The 8th Circuit Court of Appeals vacated a decision on Aug. 7 by a district court that had held up four pro-life laws passed by the Arkansas General Assembly in 2017.
The decision by the three-judge panel that the laws should be reconsidered came from a Supreme Court opinion in the recent June Medical LLC. v. Russo case.
In the June Medical case, Chief Justice John Roberts sided with the high court’s four liberal justices in striking down, based on precedent, a Louisiana state law that required abortion providers to have hospital admitting privileges. But Roberts also differed with the liberal wing by saying the courts must give states “wide discretion” in areas of medical uncertainty and that weighing the “costs and benefits” of an abortion regulation is not something courts should decide.
Doing so “would require us to act as legislators, not judges,” Roberts wrote.

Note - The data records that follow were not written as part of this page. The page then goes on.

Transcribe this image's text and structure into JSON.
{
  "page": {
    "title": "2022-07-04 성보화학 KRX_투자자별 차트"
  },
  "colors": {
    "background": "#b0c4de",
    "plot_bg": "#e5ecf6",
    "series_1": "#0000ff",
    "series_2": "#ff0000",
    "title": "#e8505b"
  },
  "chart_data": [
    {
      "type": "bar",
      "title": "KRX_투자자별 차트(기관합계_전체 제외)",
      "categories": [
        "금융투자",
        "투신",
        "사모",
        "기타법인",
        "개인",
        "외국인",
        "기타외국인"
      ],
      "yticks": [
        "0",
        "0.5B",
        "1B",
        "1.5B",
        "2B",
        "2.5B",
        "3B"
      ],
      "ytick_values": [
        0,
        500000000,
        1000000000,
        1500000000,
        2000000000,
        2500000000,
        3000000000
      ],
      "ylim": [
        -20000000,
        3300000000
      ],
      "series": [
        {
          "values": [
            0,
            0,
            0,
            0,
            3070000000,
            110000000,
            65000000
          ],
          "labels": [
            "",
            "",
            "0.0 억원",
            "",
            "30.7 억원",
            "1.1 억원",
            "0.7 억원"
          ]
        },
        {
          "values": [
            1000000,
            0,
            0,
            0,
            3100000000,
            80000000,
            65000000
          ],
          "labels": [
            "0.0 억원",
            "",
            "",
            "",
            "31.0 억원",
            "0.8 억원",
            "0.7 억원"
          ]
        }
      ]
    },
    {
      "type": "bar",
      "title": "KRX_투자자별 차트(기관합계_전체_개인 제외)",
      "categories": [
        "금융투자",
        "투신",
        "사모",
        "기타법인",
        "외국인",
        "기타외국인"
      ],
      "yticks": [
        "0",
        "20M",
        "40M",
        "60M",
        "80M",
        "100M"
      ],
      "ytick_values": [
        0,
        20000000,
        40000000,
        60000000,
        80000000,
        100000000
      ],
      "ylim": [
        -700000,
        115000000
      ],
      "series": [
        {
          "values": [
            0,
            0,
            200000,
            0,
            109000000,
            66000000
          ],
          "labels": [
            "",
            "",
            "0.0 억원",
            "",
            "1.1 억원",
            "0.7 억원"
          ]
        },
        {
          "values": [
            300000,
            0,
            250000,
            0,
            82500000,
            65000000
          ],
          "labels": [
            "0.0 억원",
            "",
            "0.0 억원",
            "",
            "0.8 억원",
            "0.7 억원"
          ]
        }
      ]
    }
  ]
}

The 8th Circuit panel appealed to Roberts’ reasoning as it applies to the four Arkansas laws—the Arkansas Unborn Child Protection from Dismemberment Abortion Act; the Sex Discrimination by Abortion Prohibition Act; an amendment concerning the humane disposal of aborted fetal remains; and an amendment concerning the maintenance of forensic samples from abortions performed on a child.
Senator Tom Cotton (R-Arkansas) celebrated the decision: “After years of obstruction and delay, Arkansas is one step closer to protecting unborn babies from the barbaric method of dismemberment abortion,” he said in a press release following the ruling. “Today’s ruling moves us toward a society that respects the dignity and worth of every human being.”
Arkansas Attorney General Leslie Rutledge also applauded the ruling: “Arkansas has taken a strong stance to protect the unborn from inhumane treatment. As Arkansas’s chief legal officer, I have always advocated for the lives of unborn children and will continue to defend our state’s legal right to protect the unborn. No defenseless baby should ever face the unimaginable and horrifying fate of death by dismemberment.”
The laws are scheduled to take effect Aug. 28, although they may still face legal challenge.